London Ed says that reincarnation is logically possible. I agree. For my use of the first-person singular pronoun does not refer to my (animated) body alone. Surely I am not identical to my body. If I were, then reincarnation would be logically impossible. As Ed says, there is nothing in the sense or reference of 'I' that entails such an identity. But then Ed says this:
That's not to countenance disembodied egos or anything like that. The possibility of reincarnation does not require there to be a disembodied referent for 'I'. But if there are no disembodied egos, and if reincarnation takes place some time after the death of the previous body, there has to be a time when the 'I' does not exist.
There is a problem here. Suppose I existed 100 years ago with body B1, but I now exist with a numerically different body B2. After B1 ceased to exist, I ceased to exist, but then I began to exist again when B2 came into existence. It would follow that I had two beginnings of existence. But it is not plausible to suppose that any one thing could have two beginnings of existence. John Locke famously maintained (emphasis added):
When therefore we demand whether anything be the same or no, it refers always to something that existed such a time in such a place, which it was certain, at that instant, was the same with itself, and no other. From whence it follows, that one thing cannot have two beginnings of existence, nor two things one beginning; it being impossible for two things of the same kind to be or exist in the same instant, in the very same place; or one and the same thing in different places.
The problem can be cast in the mold of an aporetic triad:
1. It is logically possible that one and the same self (ego, I) have two consecutive but non-overlapping numerically distinct bodies.

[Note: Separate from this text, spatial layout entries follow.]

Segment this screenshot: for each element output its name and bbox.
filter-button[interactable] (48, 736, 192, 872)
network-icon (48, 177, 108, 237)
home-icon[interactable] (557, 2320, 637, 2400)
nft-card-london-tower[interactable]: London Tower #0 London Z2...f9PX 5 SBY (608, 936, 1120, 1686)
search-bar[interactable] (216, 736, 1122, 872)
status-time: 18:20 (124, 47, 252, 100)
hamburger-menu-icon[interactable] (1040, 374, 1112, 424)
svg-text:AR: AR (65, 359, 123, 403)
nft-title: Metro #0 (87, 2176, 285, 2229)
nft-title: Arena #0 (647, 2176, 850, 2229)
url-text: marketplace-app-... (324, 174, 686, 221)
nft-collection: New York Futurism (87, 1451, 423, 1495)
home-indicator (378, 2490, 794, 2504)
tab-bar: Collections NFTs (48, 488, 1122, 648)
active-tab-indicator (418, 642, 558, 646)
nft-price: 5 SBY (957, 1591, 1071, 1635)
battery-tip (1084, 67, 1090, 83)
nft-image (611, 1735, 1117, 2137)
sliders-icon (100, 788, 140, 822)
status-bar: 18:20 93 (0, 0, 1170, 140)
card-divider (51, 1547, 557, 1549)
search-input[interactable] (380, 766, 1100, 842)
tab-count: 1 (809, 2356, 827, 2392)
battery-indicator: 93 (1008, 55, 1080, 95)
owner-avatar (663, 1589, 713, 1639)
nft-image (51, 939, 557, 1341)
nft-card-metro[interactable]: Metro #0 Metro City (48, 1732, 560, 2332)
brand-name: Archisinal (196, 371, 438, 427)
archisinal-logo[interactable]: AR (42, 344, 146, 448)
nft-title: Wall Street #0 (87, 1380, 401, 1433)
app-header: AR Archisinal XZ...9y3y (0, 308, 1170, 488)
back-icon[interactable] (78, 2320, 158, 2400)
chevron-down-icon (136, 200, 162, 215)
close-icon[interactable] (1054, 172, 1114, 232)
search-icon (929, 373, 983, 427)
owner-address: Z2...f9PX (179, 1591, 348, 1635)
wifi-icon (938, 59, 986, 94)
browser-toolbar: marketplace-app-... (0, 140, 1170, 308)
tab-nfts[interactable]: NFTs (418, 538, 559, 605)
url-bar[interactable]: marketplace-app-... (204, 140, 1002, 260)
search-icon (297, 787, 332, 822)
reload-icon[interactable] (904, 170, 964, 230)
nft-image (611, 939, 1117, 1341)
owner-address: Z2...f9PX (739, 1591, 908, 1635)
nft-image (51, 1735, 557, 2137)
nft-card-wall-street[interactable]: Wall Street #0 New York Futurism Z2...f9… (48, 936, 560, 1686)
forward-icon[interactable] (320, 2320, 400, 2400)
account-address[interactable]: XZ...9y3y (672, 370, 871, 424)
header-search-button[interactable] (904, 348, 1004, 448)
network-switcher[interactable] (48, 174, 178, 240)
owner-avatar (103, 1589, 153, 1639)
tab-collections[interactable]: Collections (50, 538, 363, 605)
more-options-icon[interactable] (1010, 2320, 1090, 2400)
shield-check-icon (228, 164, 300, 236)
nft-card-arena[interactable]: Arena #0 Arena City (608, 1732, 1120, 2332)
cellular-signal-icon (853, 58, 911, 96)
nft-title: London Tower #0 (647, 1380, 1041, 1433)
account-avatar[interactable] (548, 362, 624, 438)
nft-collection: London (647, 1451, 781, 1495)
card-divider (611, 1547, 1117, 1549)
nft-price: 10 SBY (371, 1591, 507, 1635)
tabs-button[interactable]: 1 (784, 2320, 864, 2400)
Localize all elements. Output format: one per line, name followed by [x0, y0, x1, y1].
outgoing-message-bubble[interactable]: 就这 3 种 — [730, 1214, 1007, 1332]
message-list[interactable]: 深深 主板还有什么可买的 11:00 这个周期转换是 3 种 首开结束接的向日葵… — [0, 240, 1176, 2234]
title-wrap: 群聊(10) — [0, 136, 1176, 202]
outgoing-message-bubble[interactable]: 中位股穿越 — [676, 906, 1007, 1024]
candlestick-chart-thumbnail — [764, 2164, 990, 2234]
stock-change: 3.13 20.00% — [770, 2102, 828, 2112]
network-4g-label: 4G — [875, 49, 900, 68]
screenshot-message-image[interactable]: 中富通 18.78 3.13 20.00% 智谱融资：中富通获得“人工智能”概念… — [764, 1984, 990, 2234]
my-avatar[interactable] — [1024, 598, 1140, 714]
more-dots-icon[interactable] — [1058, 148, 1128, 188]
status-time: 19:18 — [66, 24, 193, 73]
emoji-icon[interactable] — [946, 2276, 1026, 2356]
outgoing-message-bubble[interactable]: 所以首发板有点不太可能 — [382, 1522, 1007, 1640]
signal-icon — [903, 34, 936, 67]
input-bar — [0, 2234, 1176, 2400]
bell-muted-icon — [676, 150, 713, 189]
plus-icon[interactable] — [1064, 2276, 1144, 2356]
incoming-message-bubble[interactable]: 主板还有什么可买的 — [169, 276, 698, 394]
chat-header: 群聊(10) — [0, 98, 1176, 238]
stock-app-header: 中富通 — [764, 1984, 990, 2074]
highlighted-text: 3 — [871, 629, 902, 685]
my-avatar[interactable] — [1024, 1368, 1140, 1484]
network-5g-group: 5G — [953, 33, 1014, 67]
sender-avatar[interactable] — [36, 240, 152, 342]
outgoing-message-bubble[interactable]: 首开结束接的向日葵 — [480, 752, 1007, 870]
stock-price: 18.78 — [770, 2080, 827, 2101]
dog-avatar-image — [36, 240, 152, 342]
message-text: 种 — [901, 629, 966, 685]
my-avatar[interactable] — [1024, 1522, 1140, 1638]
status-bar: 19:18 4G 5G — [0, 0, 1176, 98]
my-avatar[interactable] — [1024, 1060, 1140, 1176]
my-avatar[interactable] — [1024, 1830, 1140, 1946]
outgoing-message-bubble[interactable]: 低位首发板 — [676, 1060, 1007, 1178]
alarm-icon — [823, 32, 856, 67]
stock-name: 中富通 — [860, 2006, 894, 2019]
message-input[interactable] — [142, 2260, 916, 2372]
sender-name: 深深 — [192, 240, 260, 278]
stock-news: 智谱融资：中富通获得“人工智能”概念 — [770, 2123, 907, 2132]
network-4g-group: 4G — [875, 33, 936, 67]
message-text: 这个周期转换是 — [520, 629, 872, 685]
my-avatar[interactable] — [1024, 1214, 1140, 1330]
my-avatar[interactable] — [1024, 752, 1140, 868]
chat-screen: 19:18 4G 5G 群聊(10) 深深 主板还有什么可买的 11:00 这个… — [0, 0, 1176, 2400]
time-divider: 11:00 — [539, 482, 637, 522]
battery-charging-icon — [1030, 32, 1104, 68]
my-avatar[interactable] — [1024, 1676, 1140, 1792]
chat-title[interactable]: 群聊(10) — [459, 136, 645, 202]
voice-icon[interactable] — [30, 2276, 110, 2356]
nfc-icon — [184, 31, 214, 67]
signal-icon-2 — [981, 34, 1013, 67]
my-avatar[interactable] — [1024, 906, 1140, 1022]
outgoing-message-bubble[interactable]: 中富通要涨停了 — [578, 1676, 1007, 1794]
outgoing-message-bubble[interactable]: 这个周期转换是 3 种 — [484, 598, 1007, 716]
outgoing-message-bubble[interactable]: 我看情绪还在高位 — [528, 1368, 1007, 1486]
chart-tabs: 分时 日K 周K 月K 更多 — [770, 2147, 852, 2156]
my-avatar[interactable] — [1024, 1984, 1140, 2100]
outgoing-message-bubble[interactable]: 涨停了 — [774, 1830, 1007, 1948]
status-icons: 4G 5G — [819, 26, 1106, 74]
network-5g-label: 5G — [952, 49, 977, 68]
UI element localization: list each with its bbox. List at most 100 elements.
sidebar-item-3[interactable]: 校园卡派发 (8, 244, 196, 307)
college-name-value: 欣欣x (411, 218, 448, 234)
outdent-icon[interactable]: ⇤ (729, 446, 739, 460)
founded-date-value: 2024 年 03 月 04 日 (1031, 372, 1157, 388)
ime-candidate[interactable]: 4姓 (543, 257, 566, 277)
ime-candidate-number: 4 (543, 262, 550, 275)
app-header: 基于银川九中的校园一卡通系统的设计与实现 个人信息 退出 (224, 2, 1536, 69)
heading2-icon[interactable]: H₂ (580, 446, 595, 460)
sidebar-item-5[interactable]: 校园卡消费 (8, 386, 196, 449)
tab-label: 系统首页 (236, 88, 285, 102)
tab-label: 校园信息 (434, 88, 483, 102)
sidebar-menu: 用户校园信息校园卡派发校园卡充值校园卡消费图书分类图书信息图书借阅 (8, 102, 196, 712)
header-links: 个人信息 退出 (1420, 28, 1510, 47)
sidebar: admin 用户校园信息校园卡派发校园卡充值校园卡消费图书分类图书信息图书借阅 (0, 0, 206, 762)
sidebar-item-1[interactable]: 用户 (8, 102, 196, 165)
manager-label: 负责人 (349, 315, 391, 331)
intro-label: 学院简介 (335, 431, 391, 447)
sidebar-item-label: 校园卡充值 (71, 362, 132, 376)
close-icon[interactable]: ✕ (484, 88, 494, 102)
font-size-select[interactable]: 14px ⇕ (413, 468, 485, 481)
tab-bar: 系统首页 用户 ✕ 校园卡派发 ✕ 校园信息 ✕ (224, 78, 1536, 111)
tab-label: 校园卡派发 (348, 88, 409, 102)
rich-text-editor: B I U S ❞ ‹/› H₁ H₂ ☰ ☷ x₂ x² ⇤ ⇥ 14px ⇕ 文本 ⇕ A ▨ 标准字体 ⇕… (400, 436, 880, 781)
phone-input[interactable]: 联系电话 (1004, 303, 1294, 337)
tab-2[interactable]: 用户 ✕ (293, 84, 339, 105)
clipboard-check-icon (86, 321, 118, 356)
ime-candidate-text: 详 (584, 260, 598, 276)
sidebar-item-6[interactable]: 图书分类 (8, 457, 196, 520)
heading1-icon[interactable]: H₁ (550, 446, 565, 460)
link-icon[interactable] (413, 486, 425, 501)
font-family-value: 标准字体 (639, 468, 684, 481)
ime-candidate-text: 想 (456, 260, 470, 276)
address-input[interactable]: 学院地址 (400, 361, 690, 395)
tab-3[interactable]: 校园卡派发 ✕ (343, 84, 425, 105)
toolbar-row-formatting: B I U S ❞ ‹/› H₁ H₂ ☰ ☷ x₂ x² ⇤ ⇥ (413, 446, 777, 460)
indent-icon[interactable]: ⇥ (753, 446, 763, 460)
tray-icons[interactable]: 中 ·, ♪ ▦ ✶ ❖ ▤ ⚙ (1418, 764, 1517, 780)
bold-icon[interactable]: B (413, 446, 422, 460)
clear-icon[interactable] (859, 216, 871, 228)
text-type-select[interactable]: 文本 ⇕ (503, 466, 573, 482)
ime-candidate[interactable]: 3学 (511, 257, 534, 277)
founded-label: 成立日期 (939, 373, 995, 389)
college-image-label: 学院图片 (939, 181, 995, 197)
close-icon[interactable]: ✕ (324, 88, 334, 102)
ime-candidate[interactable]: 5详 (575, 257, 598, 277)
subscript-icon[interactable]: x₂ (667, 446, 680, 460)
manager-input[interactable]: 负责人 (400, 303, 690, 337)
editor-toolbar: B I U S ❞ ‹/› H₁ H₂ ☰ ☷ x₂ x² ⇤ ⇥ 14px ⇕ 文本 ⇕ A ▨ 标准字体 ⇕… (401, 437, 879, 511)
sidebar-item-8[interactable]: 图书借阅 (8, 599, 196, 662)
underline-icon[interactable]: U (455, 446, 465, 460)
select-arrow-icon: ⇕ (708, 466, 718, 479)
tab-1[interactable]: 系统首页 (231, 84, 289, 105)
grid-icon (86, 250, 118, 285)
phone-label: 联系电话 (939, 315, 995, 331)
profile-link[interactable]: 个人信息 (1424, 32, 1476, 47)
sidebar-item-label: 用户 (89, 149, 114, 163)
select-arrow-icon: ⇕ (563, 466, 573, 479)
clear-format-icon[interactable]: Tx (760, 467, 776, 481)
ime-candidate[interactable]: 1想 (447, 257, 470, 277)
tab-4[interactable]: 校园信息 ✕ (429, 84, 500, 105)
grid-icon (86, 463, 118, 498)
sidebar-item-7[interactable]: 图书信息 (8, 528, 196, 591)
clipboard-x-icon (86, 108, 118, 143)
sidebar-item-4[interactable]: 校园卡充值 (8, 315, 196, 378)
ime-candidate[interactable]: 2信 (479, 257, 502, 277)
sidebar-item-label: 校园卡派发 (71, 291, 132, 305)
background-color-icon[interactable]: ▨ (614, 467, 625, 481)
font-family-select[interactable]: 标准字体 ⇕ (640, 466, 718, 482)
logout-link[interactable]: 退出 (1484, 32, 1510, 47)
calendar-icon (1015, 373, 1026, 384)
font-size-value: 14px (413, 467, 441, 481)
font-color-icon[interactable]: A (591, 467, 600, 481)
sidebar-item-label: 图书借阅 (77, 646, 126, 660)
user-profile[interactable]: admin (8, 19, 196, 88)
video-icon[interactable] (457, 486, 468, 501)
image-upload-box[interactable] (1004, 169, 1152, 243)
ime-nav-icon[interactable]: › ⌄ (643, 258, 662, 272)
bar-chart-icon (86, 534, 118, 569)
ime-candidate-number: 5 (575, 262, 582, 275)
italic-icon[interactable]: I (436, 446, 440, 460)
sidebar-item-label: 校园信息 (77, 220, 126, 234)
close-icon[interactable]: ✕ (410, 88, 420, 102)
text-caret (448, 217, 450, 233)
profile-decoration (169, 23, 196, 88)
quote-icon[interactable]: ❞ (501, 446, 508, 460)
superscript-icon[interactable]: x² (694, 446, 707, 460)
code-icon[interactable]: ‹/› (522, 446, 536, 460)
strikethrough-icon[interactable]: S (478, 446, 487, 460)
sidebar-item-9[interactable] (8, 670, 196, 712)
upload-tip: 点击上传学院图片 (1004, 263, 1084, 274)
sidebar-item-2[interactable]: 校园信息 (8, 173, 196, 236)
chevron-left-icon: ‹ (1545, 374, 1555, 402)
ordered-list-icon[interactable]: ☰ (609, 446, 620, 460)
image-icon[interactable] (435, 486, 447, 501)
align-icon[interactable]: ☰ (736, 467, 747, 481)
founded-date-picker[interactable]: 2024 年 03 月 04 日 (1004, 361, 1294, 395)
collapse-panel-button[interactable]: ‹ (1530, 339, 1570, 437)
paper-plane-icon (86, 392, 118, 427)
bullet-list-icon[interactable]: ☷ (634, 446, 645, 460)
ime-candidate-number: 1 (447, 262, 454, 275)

2. There are no unembodied or disembodied referents of uses of the first-person singular pronoun.
3. It is not logically possible that one and the same thing have two beginnings of existence.
Each of the limbs of the triad is plausible and yet they cannot all be true. Any two, taken together, entails the negation of the remaining one. Thus (2) and (3), taken in conjunction, entails the negation of (1).
If Ed wants to hold both (1) and (2), then he must reject (3). I would hold (1) and (3) and reject (2).
But is there any good reason to prefer my solution over Ed's?
(1) makes a very weak claim, merely one of logical possibility. So I don't see that it can be reasonably denied. Admittedly, this needs further arguing.
Both 'I' and 'ego' are pronouns. Both both Ed and I are using them as nouns. Is there are problem with that?